A. Neumaier, On the foundations of thermodynamics, arXiv:0705.3790 http://lanl.arxiv.org/abs/0705.3790 The formula for the entropy S found in every statistical mechanics textbook is, for a system in a mixed state described by the density matrix rho, S = <kbar log rho> where <f> = Tr rho f and kbar is Boltzmann's constant. (I use the bar to be free to use k as an index.) In any representation where rho is diagonal, rho = sum_k p_k |k><k|, this gives S = kbar sum_k p_k log p_k; also, since <1>=1 and rho is positive semidefinite, sum_k p_k = 1 , all p_k >= 0. Thus p_k can be consistently interpreted as the probability of the system to occupy state |k>. This probability interpretation depends on the orthonormal basis used to represent rho; which basis to use is a famous and not really solved problem in the foundations of quantum mechanics.

For a pure state psi, rho has rank 1, and the sum extends only over the single index k with |k> = psi. Thus in this case, p_k = 1 and S = kbar 1 log 1 = 0, as it should be for a state of maximal information. The amount of missing information is zero.
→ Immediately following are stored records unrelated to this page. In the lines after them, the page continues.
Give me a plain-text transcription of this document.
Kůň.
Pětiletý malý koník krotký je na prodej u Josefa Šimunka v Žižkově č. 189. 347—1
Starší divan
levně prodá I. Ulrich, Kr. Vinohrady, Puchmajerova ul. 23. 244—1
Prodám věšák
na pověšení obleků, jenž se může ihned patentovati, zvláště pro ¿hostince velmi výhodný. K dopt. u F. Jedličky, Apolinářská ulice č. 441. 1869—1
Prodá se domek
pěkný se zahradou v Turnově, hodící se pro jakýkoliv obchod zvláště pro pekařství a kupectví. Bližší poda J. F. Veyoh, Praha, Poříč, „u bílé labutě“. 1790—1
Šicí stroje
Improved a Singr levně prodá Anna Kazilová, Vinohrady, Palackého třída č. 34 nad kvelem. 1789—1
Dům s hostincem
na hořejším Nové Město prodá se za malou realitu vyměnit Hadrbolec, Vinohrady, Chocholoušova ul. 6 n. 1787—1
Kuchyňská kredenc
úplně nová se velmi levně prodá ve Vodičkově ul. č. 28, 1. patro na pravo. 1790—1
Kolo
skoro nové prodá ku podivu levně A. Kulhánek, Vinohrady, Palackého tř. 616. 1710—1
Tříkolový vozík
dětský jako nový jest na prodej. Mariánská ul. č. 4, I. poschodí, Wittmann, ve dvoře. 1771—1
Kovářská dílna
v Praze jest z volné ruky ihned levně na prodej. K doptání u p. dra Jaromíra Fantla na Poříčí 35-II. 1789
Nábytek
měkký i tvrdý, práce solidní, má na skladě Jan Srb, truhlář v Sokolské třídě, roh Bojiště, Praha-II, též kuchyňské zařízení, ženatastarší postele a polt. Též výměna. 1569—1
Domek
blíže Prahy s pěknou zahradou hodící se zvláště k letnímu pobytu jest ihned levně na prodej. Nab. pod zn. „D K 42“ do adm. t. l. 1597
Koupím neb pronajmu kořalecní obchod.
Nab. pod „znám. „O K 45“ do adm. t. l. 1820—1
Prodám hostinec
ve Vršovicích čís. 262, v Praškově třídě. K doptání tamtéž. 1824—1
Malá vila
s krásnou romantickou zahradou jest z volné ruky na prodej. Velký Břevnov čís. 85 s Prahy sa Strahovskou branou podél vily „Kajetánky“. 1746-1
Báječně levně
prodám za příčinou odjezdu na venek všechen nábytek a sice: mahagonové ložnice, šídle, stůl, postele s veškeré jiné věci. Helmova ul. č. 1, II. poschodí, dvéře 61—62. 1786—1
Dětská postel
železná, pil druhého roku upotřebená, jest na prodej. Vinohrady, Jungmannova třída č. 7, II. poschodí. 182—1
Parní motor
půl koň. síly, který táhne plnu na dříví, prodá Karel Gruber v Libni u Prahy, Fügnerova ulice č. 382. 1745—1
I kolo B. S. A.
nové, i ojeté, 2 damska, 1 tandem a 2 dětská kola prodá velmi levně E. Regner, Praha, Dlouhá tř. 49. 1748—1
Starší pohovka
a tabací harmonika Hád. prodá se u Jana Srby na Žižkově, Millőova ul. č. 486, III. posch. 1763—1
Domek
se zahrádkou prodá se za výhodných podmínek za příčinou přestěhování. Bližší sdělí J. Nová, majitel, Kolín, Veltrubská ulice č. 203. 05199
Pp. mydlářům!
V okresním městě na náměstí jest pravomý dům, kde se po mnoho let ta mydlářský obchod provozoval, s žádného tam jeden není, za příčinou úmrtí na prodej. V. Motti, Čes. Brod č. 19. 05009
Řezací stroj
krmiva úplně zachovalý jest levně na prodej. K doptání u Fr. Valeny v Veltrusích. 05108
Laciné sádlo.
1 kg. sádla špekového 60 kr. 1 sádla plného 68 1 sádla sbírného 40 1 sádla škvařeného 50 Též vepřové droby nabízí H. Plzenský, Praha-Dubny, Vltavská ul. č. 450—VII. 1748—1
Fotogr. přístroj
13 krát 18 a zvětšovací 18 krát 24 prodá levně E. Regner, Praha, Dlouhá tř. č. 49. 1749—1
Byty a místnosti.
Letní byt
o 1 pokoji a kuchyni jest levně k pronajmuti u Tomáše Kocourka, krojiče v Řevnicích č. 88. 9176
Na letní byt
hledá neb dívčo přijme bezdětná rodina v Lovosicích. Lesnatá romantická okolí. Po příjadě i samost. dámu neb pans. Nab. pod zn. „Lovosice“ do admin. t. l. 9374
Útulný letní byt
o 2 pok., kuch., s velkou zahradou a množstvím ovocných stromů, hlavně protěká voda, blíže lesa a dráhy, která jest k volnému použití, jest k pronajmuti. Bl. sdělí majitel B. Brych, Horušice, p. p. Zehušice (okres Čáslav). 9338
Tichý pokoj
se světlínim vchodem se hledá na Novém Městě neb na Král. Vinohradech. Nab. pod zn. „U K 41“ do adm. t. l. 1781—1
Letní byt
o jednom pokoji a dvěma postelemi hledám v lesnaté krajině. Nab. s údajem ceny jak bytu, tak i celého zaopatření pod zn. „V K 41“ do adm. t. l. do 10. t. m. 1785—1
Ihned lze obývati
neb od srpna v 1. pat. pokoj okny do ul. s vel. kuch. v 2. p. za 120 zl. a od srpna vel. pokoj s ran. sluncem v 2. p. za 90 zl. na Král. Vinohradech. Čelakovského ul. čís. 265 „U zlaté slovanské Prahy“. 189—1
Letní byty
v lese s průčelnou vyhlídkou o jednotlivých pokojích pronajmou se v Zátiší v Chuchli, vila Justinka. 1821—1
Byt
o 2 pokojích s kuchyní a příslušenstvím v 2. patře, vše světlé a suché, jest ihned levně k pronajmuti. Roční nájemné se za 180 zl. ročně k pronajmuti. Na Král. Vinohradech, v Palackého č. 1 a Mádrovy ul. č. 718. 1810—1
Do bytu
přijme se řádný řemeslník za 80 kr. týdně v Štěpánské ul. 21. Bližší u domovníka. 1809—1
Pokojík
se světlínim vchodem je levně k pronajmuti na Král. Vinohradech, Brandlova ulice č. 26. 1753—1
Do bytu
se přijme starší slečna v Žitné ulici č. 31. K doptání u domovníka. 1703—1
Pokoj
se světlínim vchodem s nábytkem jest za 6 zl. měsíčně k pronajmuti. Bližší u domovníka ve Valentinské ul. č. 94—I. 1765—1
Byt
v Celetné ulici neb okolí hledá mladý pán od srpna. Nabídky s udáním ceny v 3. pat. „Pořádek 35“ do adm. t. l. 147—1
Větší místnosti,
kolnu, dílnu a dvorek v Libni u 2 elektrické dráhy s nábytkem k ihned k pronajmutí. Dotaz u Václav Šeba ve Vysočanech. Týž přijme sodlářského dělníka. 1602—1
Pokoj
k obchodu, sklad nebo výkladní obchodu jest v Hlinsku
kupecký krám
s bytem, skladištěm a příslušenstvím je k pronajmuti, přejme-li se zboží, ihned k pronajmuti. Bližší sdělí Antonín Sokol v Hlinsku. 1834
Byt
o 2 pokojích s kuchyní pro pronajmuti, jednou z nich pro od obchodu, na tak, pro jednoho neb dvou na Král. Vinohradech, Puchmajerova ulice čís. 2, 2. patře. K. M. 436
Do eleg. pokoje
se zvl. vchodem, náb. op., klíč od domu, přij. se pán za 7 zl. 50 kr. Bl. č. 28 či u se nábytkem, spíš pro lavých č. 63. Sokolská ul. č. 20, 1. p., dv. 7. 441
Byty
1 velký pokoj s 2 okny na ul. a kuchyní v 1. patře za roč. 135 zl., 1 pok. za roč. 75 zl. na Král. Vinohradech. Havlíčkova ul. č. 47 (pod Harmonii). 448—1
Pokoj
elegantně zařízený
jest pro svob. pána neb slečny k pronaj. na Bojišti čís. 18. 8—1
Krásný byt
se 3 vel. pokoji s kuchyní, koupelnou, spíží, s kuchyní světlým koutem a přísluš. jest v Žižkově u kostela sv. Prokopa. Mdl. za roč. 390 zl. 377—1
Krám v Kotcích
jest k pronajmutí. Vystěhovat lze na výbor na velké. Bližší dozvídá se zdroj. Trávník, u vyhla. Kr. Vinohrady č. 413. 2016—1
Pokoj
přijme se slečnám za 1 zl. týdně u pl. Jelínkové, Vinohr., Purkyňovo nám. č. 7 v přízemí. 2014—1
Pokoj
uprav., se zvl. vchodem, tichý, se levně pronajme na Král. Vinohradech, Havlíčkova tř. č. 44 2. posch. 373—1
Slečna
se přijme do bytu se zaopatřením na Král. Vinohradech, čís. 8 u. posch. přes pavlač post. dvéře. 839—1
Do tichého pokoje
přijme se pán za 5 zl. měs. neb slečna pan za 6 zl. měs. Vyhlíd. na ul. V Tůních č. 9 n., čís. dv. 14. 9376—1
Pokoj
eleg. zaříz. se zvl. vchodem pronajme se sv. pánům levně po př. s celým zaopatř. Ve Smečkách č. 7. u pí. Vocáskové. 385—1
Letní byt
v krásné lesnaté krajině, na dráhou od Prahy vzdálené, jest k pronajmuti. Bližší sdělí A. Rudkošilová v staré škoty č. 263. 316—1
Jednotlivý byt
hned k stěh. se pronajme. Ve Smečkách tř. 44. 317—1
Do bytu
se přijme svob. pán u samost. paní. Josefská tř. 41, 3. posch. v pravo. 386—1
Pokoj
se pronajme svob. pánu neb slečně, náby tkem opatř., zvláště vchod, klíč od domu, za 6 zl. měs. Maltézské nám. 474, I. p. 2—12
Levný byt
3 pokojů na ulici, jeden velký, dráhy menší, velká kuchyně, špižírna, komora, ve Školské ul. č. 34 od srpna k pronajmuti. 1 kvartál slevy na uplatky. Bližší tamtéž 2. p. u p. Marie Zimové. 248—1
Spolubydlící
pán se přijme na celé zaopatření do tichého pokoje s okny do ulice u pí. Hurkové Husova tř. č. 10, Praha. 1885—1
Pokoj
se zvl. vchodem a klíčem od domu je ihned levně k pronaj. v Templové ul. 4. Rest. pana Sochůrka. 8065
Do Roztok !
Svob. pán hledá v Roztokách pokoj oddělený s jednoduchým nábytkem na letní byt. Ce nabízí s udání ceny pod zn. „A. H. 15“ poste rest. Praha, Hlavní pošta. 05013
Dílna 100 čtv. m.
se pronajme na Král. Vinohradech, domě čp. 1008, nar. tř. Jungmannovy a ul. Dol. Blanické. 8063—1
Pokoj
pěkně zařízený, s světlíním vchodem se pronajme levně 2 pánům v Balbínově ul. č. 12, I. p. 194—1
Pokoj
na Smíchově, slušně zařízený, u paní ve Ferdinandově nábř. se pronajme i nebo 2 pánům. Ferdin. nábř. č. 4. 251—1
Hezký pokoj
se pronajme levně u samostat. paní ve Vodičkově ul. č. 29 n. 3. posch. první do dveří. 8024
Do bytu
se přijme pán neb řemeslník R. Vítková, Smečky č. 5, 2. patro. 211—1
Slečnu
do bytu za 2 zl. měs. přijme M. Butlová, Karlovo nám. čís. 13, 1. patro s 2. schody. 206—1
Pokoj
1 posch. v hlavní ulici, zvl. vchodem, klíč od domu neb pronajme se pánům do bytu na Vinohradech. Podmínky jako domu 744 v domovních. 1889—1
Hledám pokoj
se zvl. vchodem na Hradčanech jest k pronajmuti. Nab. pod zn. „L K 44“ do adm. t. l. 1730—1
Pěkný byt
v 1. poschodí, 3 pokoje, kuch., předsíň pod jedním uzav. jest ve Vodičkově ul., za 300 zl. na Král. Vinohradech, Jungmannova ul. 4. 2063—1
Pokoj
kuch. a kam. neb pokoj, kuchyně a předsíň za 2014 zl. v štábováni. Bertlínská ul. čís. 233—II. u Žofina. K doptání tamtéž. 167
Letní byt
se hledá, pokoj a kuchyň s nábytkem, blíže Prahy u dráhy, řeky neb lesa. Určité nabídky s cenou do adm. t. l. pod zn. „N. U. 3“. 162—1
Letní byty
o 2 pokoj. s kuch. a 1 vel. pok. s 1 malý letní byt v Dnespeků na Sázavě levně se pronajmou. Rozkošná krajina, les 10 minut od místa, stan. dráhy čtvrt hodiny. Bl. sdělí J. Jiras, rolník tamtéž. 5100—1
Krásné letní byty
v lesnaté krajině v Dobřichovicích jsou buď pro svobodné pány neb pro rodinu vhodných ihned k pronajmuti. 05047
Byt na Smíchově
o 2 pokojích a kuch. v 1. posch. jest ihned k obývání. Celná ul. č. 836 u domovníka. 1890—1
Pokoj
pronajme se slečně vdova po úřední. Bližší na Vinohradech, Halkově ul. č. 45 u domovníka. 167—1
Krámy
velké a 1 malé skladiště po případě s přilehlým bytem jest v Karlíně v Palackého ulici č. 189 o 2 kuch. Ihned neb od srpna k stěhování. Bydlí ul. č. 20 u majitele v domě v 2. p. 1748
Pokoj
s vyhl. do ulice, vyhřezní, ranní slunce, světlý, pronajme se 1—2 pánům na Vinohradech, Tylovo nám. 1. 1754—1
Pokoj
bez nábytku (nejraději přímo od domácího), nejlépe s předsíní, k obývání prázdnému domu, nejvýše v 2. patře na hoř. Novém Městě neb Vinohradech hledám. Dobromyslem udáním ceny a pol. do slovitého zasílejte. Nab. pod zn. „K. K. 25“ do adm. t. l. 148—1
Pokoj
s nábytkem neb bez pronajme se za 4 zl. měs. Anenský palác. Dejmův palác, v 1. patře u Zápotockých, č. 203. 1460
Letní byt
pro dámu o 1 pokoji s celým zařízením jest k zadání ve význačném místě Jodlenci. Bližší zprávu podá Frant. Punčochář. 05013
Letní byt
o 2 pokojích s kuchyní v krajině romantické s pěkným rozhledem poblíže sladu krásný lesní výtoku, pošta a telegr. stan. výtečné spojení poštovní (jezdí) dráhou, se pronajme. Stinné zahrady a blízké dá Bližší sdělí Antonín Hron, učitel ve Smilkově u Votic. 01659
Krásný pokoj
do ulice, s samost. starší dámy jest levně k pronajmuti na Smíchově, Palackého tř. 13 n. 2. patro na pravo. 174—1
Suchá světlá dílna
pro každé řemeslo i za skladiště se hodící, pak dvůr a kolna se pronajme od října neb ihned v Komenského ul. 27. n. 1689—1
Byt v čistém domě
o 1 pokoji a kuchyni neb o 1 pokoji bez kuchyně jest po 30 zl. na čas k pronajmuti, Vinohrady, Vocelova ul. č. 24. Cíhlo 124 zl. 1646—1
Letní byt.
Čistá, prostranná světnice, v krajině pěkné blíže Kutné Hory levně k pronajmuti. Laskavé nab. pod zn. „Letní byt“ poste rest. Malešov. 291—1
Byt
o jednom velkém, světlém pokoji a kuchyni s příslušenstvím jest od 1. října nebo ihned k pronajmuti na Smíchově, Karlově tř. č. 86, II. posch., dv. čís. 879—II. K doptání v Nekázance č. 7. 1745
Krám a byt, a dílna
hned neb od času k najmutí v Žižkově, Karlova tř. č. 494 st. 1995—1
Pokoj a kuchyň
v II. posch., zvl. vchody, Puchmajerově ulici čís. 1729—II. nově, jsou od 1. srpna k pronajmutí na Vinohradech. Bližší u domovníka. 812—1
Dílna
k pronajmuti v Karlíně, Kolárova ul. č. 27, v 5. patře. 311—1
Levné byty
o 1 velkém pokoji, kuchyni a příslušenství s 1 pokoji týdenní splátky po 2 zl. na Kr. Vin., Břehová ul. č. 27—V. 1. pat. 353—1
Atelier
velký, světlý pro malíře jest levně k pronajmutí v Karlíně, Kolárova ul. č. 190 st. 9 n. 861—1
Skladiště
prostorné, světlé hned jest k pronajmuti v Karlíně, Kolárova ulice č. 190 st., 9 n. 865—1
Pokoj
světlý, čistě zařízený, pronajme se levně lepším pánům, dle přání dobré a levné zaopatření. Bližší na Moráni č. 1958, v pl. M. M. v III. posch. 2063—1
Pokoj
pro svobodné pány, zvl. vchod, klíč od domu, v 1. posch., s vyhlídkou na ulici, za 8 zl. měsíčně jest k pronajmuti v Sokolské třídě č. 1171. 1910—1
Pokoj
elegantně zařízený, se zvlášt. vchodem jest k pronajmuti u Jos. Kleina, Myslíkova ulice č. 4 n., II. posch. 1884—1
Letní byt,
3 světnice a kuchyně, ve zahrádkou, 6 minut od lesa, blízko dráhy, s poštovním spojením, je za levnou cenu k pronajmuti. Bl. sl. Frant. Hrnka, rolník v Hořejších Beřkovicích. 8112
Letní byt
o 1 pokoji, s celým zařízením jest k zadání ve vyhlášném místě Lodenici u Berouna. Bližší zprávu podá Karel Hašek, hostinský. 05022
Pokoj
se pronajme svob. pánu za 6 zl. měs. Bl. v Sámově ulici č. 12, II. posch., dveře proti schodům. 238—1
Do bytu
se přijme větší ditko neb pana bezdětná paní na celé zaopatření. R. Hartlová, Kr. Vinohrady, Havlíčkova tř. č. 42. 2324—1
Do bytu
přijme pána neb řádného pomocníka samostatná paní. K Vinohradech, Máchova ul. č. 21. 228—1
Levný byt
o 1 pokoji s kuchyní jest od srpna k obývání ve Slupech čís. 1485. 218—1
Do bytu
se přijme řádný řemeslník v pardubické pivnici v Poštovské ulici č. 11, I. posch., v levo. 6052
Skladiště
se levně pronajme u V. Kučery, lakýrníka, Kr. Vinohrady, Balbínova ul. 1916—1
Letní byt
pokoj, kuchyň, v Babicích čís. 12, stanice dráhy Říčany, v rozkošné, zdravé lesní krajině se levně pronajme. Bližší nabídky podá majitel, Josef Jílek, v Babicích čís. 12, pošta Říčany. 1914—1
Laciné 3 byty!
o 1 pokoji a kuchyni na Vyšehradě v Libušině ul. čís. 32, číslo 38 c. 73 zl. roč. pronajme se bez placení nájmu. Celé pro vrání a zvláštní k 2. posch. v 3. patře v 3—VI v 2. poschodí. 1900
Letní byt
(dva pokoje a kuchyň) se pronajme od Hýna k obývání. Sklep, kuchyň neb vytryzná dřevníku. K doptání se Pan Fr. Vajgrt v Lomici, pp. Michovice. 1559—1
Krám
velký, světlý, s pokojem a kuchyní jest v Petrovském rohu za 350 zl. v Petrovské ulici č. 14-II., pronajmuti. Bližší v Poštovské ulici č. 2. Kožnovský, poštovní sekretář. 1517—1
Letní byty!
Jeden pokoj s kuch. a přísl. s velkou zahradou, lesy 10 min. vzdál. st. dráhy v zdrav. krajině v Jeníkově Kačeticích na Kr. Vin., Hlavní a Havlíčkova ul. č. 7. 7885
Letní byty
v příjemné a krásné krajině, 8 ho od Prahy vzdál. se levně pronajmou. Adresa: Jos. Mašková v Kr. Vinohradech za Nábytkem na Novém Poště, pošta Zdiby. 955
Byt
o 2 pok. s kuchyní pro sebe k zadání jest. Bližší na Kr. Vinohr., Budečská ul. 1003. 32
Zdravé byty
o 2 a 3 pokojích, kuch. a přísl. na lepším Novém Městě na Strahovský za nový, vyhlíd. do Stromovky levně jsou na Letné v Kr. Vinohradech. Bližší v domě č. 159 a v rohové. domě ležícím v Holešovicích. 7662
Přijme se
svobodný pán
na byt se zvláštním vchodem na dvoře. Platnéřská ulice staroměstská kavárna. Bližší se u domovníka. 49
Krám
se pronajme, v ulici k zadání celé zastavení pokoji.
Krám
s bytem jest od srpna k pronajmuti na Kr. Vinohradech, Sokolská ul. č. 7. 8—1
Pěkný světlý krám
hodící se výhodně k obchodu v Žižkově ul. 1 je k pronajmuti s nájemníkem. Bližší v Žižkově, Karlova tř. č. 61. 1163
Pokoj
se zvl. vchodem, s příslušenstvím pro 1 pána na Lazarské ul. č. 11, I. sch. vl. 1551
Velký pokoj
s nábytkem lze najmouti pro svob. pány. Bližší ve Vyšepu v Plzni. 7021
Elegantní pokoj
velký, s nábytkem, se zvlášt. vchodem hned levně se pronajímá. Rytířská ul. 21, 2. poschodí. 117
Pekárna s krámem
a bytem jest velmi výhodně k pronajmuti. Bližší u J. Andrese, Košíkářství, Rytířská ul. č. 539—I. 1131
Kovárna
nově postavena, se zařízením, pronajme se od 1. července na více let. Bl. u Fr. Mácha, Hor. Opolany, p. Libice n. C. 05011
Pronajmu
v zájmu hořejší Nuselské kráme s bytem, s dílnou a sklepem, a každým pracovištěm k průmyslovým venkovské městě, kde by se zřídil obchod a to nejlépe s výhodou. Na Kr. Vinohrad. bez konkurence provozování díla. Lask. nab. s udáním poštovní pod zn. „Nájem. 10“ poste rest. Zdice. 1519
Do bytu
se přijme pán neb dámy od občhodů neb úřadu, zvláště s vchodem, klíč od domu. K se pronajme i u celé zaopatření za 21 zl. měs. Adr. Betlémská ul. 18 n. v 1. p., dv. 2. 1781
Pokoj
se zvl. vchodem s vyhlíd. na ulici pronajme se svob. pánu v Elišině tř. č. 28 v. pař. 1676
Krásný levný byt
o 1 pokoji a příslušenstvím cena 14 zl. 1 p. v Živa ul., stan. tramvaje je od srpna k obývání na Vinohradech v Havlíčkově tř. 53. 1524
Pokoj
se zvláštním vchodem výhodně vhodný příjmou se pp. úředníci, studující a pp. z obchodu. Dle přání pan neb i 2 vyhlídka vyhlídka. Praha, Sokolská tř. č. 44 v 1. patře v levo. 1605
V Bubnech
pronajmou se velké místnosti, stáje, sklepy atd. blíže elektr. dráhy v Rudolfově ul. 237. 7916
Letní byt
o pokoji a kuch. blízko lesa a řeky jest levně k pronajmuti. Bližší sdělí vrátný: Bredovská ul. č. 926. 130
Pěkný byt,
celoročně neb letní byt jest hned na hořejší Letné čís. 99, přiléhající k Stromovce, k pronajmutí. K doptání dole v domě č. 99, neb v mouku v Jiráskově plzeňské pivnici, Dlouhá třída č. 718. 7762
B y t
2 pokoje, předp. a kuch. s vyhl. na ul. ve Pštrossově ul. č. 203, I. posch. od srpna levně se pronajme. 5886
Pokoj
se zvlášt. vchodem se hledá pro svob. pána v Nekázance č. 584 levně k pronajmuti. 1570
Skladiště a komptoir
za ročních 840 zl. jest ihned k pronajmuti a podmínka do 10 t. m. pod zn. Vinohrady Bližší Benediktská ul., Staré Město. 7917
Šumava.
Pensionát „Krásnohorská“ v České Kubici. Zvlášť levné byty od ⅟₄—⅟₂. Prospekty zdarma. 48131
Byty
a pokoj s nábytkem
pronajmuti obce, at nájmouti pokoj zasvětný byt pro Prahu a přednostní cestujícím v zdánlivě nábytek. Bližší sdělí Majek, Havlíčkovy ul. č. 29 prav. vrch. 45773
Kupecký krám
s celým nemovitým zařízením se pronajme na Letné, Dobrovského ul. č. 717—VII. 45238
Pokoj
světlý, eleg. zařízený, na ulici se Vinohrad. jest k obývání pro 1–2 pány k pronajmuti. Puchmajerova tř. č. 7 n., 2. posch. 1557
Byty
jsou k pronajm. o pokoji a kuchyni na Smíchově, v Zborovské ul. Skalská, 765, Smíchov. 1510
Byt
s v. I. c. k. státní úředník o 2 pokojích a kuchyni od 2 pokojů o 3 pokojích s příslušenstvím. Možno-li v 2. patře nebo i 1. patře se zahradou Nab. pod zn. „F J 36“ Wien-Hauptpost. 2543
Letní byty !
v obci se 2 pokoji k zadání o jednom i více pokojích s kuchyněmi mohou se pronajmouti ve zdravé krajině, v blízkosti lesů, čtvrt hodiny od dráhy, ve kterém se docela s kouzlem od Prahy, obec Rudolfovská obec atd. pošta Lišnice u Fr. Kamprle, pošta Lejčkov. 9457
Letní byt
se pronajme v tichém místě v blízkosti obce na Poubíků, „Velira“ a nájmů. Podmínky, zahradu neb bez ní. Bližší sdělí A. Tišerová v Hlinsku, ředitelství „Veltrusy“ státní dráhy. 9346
For more along these lines, and in particular for a way to avoid the probabilistic issues indicated above, see Sections 6 and 12 and Appendix A of my paper

A. Neumaier, On the foundations of thermodynamics, arXiv:0705.3790 http://lanl.arxiv.org/abs/0705.3790
But how does the infinite amount of information in a pure state (wave function) square with the finiteness of entropy?

Specifying a mixed state _exactly_ provides already an infinite amount of information, since the density matrix rho must be specified to infinite precision. Defining the eigenstates that are of interest in measurement amounts to specifying a Hamiltonian operator H _exactly_, which again provides already an infinite amount of information, since the coefficients of H in an explicit description must be specified to infinite precision.

Then only a finite amount of information is missing to determine in which of the eigenstates a particular particle is.

Of course in practice one just _postulates_ rho and H based on a finite number of measurements, and _pretends_ (i.e., procedds as if) they are known exactly, while knowing well that one knows them only approximately.

In practice, a number of approximations are made. Frewquently, one postulates exact equilibrium, hence a grand canonical ensemble, which of course is not exactly valid. Deviations from equilibrium are handled by means of a hydrodynamical approximation, in which entropy is no longer a number but a field - and specifying the entropy density again requires an infinite amount of information. Of course, one also represents this only to some limited accuracy, to keep things tractable.

Thus finiteness of the entropy in a particular model is enforced by making simplifying assumptions which are valid only if one doesn't look too closely.

Indeed, as the Gibbs paradox (discussed, e.g., as Example 9.1 in my above thermodynamics paper) shows, the amount of entropy depends on the level of modeling.

An analogy contributed by Gerard Westendorp: To describe a classical, slightly biased die exacltly by a probability distribution also requires an infinite amount of information, namely the specification of 5 infinite decimal expansions of the probabilities p_k for getting k eyes. (The sixth is the determined since probabilities sum up to 1.) This is much more than the finite amount of information in saying which particular value k was obtained in a specific die. On the other hand, _given_ the distribution, the entropy S = - sum p_k log p_k is finite.

In general, describing the probabilistic state of an ensemble exactly requires much more information than the exact description of a particular realization.